Name of the Patient : Abc Xyzh Palmn / M / 74 yrs.
Referred by : Dr. Abc Xyz. Patil.
Examination : M.R.I. of the Dorso-lumbar Spine.
CLINICAL PROFILE :
C/O backache since 1 year.
M.R.I of the dorso-lumbar spine was performed using the following parameters :
5 mm thick T1 Weighted and T2 Weighted sagittal images.
5 mm thick T1 Weighted and T2 Weighted axial images.
There is slight anterior wedging of the D12 vertebral body.
The D12, L1 and L2 vertebral bodies appear hypointense on the T1 Weighted images and show a subtle hyperintense signal on the T2 Weighted images. The D12-L1 intervertebral disc is reduced in height and also appears hyperintense on the T2 Weighted images which would be suggestive of its involvement.
There is a fairly large, prevertebral and paravertebral intermediate signal intensity soft tissue lesion on the T1 Weighted images extending over the D12 to L3 vertebral levels and involving the psoas muscles bilaterally. This lesion appears hyperintense on the T2 Weighted images. There is extension of this soft tissue lesion into the neural foramina at the D12-L1 level bilaterally with encasement of the exiting nerve roots. Minimal extension of the soft tissue into the anterior epidural space is noted at the D12 and D12-L1 levels.
The rest of the visualized dorso-lumbar vertebral bodies and the remaining intervertebral discs reveal normal signal intensity. The facet joints are unremarkable.

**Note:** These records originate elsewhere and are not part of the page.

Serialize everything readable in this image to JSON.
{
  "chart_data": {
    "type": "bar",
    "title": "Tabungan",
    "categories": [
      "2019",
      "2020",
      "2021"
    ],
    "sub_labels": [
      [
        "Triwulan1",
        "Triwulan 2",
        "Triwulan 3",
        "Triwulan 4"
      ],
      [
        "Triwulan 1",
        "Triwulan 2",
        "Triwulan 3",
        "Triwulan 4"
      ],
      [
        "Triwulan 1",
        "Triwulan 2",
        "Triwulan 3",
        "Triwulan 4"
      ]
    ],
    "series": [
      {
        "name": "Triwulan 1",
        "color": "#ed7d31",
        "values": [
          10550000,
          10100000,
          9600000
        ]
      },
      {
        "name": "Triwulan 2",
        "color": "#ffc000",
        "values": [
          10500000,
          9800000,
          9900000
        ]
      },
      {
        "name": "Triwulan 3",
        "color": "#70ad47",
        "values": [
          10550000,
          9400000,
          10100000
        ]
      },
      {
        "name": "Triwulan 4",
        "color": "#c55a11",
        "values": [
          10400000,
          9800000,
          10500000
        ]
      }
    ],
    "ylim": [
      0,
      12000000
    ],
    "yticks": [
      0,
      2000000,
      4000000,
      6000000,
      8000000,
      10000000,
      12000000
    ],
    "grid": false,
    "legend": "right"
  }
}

The visualized lower dorsal spinal cord reveals normal signal intensity.
The conus medullaris terminates at the L1 level.
Slight anterior wedging of the D12 vertebral body with altered signal of the D12, L1 and L2 vertebral bodies and the D12-L1 intervertebral disc as described most likely represents osteitis with discitis, probably tuberculous in etiology. Prevertebral and paravertebral soft tissue lesion over the D12 to L3 vertebral levels would represent abscesses (multiloculated).
The possibility of this being a neoplastic process is less likely.